Brachiopods were a dominant form of marine life in the Paleozic era, though most forms are now extinct. When Kozłowski moved on from studying them, he wanted that work to continue in Poland. Biernat extended that work into further periods of the Paleozic, including the Ordovician period. She published her first paper on brachiopods in 1953. She would go on to author or co-author monographs and 16 papers. She also contributed book chapters, including co-authoring a chapter on mass extinction of brachiopods in Poland at the end of the Ordivician.

Despite political limitations of scientists' contact with the West for much of her career, Biernat participated in several international activities, including authoring a chapter in the 1965 Treatise on Invertebrate PaleontologyTreatise on Invertebrate Paleontology. She maintained friendships with Helen Muir-Wood and Sir Alwyn Williams.
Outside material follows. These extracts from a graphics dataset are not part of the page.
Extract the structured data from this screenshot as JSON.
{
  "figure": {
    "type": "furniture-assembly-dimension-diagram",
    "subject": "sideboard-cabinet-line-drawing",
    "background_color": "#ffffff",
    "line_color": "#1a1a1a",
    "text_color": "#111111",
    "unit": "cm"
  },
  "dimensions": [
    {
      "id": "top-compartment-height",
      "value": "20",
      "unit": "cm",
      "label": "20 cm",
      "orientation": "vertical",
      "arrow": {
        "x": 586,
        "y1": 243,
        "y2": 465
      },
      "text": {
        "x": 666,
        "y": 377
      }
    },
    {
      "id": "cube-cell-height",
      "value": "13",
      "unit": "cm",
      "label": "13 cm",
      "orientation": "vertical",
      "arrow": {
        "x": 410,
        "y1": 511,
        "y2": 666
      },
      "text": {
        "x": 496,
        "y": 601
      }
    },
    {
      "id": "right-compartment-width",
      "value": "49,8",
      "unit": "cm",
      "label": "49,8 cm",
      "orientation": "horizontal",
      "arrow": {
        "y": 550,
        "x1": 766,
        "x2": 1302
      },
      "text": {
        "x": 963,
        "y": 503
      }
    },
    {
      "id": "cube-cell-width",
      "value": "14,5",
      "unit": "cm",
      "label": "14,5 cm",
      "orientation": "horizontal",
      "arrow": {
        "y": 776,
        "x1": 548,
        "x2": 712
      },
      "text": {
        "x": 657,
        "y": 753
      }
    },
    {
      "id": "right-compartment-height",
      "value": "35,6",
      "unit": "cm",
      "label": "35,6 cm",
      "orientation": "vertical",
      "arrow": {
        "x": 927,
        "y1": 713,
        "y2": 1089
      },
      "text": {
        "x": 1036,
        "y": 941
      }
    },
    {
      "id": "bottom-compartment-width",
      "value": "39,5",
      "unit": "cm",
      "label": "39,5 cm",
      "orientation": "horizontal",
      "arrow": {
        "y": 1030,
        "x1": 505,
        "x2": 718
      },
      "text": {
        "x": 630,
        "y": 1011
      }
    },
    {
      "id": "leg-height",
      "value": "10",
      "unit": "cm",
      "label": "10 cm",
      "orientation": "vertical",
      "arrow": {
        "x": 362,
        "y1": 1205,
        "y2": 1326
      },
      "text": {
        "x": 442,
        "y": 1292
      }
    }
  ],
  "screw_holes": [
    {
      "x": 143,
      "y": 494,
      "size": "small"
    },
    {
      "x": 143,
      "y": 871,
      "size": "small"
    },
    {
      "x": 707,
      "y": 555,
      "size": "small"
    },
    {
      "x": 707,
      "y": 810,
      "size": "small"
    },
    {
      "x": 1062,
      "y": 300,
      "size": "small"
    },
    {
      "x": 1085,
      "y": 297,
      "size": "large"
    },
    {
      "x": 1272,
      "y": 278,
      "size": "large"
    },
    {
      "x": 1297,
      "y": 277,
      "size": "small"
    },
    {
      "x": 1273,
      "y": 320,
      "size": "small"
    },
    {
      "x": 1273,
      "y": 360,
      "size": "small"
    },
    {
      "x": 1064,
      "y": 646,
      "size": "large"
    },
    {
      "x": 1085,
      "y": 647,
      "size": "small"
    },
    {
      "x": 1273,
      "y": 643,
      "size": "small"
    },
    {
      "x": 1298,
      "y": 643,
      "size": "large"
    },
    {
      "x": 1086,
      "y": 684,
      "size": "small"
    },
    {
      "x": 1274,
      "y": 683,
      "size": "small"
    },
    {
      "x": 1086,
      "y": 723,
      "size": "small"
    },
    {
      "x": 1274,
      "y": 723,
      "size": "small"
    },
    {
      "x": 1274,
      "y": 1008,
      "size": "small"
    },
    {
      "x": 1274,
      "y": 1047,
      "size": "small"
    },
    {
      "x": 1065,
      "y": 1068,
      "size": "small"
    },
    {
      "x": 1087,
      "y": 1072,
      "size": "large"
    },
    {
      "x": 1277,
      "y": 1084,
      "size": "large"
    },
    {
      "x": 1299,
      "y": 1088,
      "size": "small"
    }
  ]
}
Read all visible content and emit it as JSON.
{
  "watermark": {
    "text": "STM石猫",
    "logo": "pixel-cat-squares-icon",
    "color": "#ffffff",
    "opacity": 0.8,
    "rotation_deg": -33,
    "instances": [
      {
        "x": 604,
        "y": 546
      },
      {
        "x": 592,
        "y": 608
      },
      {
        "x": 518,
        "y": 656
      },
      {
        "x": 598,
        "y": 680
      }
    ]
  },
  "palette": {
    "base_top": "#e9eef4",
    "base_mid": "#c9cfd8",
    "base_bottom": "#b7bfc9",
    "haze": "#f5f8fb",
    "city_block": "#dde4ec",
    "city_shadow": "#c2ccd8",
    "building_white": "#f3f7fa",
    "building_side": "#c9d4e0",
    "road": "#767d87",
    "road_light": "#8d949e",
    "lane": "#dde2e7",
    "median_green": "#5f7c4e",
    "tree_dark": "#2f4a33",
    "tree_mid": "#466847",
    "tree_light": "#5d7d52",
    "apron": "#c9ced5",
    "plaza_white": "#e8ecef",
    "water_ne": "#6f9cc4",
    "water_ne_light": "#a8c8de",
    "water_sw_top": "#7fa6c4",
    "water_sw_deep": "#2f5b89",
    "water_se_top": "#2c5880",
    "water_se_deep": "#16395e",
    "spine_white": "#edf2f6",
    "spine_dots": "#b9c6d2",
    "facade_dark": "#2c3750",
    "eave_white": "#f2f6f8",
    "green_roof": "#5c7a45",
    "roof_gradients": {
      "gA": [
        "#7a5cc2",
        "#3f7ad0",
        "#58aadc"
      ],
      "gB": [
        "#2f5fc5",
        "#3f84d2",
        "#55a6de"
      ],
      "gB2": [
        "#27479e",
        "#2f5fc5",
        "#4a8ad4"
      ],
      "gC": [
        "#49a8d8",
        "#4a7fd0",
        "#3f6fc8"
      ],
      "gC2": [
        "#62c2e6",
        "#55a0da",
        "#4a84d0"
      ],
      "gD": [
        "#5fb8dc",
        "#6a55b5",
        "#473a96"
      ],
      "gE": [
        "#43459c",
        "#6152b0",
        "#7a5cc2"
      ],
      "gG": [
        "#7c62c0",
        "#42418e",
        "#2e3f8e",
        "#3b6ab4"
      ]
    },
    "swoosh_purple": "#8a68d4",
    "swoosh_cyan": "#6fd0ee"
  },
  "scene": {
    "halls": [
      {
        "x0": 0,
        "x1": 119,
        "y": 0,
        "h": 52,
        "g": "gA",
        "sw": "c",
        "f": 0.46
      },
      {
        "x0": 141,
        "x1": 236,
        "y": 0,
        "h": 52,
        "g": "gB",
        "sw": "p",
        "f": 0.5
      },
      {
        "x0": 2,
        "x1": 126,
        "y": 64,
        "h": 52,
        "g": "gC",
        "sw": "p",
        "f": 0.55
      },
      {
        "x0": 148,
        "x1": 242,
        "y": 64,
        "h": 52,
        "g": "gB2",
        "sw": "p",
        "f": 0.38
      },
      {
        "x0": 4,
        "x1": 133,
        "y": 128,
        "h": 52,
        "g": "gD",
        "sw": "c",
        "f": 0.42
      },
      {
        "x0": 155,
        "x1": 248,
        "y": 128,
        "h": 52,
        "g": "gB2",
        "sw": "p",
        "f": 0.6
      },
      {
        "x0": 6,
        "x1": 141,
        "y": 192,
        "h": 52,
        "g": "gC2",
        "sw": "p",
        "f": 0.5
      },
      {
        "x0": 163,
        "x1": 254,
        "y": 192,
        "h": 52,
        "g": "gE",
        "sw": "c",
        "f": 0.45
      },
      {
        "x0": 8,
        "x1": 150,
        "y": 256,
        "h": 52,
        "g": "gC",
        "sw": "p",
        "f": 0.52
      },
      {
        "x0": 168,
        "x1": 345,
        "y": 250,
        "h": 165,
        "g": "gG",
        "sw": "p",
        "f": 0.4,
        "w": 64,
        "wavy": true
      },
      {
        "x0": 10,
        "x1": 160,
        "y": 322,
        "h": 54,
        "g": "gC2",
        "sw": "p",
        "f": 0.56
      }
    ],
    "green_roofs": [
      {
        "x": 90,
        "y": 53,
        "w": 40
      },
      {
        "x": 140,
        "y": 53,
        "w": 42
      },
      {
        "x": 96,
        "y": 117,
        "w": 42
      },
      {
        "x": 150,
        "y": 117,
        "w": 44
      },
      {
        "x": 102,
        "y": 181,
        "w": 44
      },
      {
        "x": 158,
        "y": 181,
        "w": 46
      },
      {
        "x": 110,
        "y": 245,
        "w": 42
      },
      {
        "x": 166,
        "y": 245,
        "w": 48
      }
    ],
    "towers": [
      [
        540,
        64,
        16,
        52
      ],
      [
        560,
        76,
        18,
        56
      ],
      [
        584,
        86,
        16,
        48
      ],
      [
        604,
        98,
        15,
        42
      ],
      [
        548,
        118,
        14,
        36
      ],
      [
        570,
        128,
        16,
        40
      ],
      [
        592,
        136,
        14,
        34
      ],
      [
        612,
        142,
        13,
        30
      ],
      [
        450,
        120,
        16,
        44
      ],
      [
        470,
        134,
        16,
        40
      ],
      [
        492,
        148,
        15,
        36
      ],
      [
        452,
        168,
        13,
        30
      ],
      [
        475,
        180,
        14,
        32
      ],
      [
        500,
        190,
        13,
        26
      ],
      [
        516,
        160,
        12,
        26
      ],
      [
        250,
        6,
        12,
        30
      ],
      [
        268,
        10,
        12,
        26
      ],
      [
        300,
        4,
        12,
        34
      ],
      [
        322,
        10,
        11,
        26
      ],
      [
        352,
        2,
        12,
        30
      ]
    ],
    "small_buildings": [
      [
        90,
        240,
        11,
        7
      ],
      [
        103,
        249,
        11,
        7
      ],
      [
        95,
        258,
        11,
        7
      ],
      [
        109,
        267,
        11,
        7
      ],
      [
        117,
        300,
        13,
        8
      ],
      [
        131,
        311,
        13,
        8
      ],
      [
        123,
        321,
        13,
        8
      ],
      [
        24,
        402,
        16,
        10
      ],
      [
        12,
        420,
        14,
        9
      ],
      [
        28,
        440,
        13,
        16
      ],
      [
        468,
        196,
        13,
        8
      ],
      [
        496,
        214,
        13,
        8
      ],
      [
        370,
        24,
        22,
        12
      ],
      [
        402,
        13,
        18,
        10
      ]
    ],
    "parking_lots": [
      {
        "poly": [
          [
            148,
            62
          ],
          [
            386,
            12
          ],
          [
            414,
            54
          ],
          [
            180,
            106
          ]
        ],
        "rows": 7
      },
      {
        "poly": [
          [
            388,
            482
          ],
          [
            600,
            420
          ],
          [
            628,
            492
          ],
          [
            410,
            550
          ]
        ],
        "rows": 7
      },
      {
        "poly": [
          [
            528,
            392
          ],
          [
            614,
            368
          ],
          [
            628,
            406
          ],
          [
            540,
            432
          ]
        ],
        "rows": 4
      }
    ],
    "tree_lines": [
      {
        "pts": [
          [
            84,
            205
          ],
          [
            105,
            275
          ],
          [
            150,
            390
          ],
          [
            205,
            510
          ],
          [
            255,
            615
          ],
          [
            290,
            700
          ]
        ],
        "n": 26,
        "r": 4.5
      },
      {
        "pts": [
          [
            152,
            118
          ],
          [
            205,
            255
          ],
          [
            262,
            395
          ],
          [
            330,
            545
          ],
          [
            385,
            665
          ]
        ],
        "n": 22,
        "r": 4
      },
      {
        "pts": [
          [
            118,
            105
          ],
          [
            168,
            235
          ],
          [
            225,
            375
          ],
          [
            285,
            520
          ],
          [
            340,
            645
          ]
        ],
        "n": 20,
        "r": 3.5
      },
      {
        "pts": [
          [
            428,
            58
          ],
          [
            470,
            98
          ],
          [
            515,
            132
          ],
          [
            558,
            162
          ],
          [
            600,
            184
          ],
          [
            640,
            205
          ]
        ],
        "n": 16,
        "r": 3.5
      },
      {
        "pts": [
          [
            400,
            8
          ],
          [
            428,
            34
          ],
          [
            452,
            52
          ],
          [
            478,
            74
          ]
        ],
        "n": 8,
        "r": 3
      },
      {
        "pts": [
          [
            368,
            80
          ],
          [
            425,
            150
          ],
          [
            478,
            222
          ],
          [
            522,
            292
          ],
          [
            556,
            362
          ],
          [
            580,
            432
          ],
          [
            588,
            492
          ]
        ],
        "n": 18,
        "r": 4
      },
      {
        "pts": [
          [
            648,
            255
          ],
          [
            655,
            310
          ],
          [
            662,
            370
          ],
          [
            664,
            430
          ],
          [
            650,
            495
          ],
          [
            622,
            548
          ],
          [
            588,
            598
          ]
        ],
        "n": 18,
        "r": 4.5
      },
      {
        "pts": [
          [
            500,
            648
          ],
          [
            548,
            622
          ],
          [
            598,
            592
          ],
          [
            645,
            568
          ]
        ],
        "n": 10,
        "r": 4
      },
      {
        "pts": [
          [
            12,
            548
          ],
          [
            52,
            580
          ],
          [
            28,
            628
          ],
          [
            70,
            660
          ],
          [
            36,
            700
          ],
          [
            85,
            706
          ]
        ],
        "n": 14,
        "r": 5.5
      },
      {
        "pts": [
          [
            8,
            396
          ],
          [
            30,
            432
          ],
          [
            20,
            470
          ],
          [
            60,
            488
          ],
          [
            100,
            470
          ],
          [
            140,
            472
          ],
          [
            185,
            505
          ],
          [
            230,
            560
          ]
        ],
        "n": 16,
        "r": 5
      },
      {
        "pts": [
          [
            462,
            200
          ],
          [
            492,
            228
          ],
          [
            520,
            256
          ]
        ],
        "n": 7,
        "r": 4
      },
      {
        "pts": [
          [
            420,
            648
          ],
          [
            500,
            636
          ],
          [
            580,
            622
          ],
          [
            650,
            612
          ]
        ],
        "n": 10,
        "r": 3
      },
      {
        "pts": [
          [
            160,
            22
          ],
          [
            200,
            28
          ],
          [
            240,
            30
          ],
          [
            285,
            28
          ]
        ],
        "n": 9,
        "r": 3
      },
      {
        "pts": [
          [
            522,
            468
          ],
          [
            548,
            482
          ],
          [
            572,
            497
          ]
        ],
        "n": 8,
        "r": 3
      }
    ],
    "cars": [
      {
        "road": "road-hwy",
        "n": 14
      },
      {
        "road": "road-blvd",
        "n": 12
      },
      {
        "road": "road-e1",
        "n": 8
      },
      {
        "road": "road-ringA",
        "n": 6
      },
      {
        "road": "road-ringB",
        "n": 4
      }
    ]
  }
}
Biernat was awarded her PhD in 1959, with a thesis on the ontogeny and taxonomy of an extinct order of brachiopods, Orthida, titled Middle devonian orthoidea of the Holy Cross Mountains and their ontogeny. In 1959 Biernat was a member of a U.S. National Museum expedition in New York. In the 1970s, she initiated and led a series of paleontological expeditions to Spitsbergen in the Arctic. Publications arising from these include a monograph published in English and Polish.

In honor of her work identifying many brachiopods, three brachiopod genera have been named for her: Biernatium Havlíček, 1975 (Devonian orthide), Biernatella Baliński, 1977 (Devonian athyridide), and Biernatia Holmer, 1989 (Ordovician acrotretide).

==Personal life and World War II==
Skonieczna had to flee to Warsaw after the outbreak of World War II in 1939. She joined the Polish resistance, and served as a nurse in the major 1944 operation to try to liberate Warsaw from Nazi occupation called the Warsaw Uprising.

After the war, Skonieczna married fellow geologist, Sebastian Biernat. They had two sons, and she was a great-grandmother when she died at age 92.